Some people never learn.
After the 2012 elections, in which Republicans lost Hispanic voters by more than a 3-1 margin, many Republicans started coming around on immigration reform and accepting the need to move forward on legislation. The Republican National Committee admitted the party needed to rebrand itself with Latinos and released a whole “autopsy” report in which the sole legislative prescription was supporting immigration reform.
Republicans still need to prove that their newfound commitment to cooperation is real–and actually passing immigration reform is the best way to do it. But some of the usual suspects, Senator John Cornyn (R-TX), Senator Chuck Grassley (R-IA), Senator Jeff Sessions (R-AL), Rep. Steve King (R-IA) and the “mastermind” behind self-deportation Kris Kobach (the same guys who led the GOP to its precarious position with Latino voters in the first place) are leading the effort to undermine reform this year.
The immigration bill had just been released today when Washington Post exposed the strategy of the anti-immigrant forces to kill the bill. And they are using the same old playbook from 2007:
The authors of the bill are planning to formally embrace it in a news conference as early as Wednesday, a move designed to build momentum for the plan. But conservative critics cautioned Tuesday that the legislative process must not be rushed.
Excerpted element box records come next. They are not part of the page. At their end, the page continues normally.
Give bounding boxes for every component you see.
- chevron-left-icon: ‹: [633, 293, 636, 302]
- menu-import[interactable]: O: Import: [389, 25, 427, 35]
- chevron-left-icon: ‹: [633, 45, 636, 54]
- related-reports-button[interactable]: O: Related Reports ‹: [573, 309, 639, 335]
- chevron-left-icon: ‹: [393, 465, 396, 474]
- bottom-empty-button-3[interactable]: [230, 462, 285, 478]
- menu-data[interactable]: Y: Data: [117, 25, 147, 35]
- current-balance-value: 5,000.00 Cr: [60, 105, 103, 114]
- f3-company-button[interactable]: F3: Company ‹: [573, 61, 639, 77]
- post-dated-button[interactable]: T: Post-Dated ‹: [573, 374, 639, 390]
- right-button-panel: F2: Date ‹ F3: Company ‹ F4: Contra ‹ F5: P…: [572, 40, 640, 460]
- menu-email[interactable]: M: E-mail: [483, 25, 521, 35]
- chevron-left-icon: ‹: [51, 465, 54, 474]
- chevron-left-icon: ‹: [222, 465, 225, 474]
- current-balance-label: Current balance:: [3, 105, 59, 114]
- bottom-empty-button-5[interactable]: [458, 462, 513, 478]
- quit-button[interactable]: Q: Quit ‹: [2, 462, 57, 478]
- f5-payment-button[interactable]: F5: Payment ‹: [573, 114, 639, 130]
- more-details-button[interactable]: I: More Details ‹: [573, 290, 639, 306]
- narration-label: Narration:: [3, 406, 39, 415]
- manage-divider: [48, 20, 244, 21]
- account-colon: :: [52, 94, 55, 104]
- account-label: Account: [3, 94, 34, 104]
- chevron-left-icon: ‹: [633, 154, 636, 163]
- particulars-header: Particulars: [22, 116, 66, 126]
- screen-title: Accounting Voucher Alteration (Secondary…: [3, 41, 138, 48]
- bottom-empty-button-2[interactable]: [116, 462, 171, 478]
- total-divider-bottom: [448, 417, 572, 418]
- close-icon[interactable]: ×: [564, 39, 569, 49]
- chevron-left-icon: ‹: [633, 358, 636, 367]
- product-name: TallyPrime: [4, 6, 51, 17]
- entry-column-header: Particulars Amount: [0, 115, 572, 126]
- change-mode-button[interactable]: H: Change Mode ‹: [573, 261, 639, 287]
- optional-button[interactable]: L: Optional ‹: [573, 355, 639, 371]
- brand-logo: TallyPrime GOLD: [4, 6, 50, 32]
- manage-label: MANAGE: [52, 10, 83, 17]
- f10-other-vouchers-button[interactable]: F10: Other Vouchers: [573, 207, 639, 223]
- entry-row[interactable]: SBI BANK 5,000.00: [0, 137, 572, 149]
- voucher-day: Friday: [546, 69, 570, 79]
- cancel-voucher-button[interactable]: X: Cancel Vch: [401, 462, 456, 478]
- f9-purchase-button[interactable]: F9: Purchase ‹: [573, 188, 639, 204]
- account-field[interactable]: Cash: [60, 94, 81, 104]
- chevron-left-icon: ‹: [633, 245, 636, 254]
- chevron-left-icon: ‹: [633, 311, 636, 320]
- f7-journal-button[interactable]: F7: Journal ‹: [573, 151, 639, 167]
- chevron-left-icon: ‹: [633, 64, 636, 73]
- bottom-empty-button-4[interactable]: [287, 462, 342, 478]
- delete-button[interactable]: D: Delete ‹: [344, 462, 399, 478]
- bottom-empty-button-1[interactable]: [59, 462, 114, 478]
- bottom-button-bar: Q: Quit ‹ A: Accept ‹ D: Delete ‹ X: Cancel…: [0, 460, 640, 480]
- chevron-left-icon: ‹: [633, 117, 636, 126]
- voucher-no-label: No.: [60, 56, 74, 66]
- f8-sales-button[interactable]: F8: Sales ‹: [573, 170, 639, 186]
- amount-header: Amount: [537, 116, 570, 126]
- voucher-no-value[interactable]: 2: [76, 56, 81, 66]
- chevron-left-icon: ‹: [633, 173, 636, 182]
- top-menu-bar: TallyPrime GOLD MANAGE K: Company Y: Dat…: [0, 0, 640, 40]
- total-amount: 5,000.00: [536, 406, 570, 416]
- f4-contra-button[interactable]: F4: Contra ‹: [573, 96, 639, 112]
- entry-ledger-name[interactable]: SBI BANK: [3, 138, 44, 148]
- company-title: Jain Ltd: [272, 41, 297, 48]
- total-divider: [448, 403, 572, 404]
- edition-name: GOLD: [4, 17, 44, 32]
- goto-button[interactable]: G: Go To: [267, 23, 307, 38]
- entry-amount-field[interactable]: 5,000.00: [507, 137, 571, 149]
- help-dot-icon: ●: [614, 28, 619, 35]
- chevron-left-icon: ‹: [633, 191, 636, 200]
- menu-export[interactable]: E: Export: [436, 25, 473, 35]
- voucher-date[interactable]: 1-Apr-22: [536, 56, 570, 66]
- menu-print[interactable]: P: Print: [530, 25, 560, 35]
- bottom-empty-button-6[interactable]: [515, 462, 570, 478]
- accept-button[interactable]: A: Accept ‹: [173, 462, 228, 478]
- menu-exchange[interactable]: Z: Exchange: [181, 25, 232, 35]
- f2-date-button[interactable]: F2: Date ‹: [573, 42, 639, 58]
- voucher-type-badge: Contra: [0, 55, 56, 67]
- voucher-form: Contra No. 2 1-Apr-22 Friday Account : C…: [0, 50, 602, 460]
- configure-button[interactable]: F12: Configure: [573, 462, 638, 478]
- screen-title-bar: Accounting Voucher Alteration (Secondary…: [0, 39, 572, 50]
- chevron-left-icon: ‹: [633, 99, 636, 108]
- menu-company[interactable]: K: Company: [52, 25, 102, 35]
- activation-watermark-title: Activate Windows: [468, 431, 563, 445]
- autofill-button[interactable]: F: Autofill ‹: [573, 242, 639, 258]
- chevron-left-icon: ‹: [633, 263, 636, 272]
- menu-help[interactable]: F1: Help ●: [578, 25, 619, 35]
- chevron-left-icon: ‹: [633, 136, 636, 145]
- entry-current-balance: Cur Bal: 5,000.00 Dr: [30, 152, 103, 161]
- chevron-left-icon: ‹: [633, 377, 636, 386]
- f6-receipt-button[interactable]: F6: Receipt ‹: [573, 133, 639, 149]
An open process “is essential to gaining public confidence in the content of the bill. We know it’s complicated,” said Sen. John Cornyn (Tex.), the top GOP member on the Senate Judiciary Committee’s immigration subcommittee. “I can’t see any reason to undermine confidence by trying to jam it through without adequate time for people to read it and to hear from their constituents.”
Sen. Charles E. Grassley (R-Iowa) called the pace of the legislative process — with Judiciary Committee hearings set for Friday and Monday — a “serious problem.”Rep. Steve King (R-Iowa) suggested to the conservative National Review that caution on immigration is important in light of early speculation that the Boston Marathon bombings might have been carried out by a foreign national with a student visa — speculation that authorities said is not based on any specific finding.
Cornyn. Grassley. King. Of course. And, Jefferson Beauregard Sessions will play a leading role for the anti-immigrant side.
And, look who else is joining in–Kris Kobach:
Those factors make immigration reform “a heavy lift,” said Kansas Secretary of State Kris Kobach, a lawyer who helped Arizona draft one of the nation’s strictest immigration laws in 2008. “Twenty million Americans are unemployed or underemployed. At any other normal time, no one would breathe about amnesty.”
Besides writing Arizona’s SB 1070, Kris Kobach was the top adviser on immigration for Mitt Romney, and advocated for the self-deportation strategy that led to Romney’s defeat — and the thumping Romney took from Latino voters.
Republicans have a choice. They can follow the strategy of Cornyn, King, Grassley, Sessions and Kobach — or they can do the right thing and pass real reform with a path to citizenship for 11 million aspiring Americans.